Ajuda de custo para combustível, vale transporte e tributação

Notícias • 19 de Fevereiro de 2020

Ajuda de custo para combustível, vale transporte e tributação

Recentemente a Receita Federal do Brasil, atendendo a uma Solução de Consulta que pretende esclarecer a tributação previdenciária de empresa que pretendia conceder a seus empregados um vale-combustível, através de cartão convênio adquirido junto à empresa gestora de benefícios, em substituição ao tradicional vale-transporte.

A resposta favorável da RFB, expressa na Solução de Consul-ta RFB COSIT 313, de 19.12.2019, atende ao questionamento nos seguintes ter-mos:

“VALE-TRANSPORTE. VALE-COMBUSTÍVEL. NÃO INCIDÊNCIA.

Não incide contribuição previdenciária sobre os valores pagos a título de vale-transporte por meio de vale-combustível ou semelhante. A não incidência da contribuição está limitada ao valor equivalente ao estritamente necessário para o custeio do deslocamento residência-trabalho e vice-versa, em transporte coletivo, conforme prevê o art.1º da Lei nº 7.418, de 16 de dezembro de 1985.

O empregador somente poderá suportar a parcela que exceder a seis por cento do salário básico do empregado.

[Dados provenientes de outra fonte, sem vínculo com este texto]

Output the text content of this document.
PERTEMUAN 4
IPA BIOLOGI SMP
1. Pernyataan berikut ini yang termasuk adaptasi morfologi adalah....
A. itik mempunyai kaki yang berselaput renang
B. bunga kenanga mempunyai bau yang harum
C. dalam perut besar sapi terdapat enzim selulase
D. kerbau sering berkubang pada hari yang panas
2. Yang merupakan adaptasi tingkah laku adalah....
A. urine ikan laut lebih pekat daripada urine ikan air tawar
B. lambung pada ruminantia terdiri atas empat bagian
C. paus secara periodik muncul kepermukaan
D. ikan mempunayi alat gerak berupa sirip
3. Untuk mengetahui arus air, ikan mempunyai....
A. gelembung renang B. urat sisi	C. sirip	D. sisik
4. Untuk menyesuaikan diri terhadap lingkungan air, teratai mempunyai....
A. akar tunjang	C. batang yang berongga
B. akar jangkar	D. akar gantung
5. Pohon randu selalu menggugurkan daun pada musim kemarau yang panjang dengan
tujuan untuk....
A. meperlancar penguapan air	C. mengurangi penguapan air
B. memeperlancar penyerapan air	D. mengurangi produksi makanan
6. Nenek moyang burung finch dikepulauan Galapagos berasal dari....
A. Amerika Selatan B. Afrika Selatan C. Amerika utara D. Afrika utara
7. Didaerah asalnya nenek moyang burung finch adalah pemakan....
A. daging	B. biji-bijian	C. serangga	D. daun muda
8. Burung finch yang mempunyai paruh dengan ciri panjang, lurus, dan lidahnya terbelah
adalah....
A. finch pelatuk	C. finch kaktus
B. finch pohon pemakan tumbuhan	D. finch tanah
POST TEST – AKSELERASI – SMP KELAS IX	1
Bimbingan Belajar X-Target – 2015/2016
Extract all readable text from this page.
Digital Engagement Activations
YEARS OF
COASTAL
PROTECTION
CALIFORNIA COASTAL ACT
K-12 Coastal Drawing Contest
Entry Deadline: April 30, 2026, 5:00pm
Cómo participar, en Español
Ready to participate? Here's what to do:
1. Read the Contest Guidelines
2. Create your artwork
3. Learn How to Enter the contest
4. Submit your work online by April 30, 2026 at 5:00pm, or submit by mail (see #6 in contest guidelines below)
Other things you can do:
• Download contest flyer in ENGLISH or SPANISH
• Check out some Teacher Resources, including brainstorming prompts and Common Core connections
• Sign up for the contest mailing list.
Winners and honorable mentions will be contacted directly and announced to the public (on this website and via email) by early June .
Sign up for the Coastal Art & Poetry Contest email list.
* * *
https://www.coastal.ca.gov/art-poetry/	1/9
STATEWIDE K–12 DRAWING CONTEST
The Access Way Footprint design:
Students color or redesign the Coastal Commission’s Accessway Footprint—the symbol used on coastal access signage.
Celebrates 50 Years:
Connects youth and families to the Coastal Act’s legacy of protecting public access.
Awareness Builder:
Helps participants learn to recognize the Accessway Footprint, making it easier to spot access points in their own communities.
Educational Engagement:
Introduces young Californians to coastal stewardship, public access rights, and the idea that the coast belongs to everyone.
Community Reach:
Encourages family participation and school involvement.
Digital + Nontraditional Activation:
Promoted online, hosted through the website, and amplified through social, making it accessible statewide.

Caso
deixe de descontar este percentual do salário do empregado, ou desconte percentual inferior, a diferença deverá ser considerada como salário indireto e sobre ela incidirá contribuição previdenciária e demais tributos.”

Além de responder a dúvida específica sobre a natureza jurídica do vale combustível, a Receita revela um outro importante aspecto envolvido na concessão deste benefício. Antes de destacar este ponto, vejamos algumas das premissas expressamente reconhecidas pela Receita Federal:

1º) não incide contribuição previdenciária sobre vale-transporte;

2º) o benefício (vale-transporte) é custeado tanto pela empresa quanto pelo empregado, mas o empregador somente poderá suportar a parcela que exceder a 6% do salário básico do empregado;

3º) caso deixe de descontar este percentual do salário do empregado, ou desconte percentual inferior, a diferença deverá ser considerada como salário indireto e sobre ela incidirá contribuição previdenciária e demais tributos.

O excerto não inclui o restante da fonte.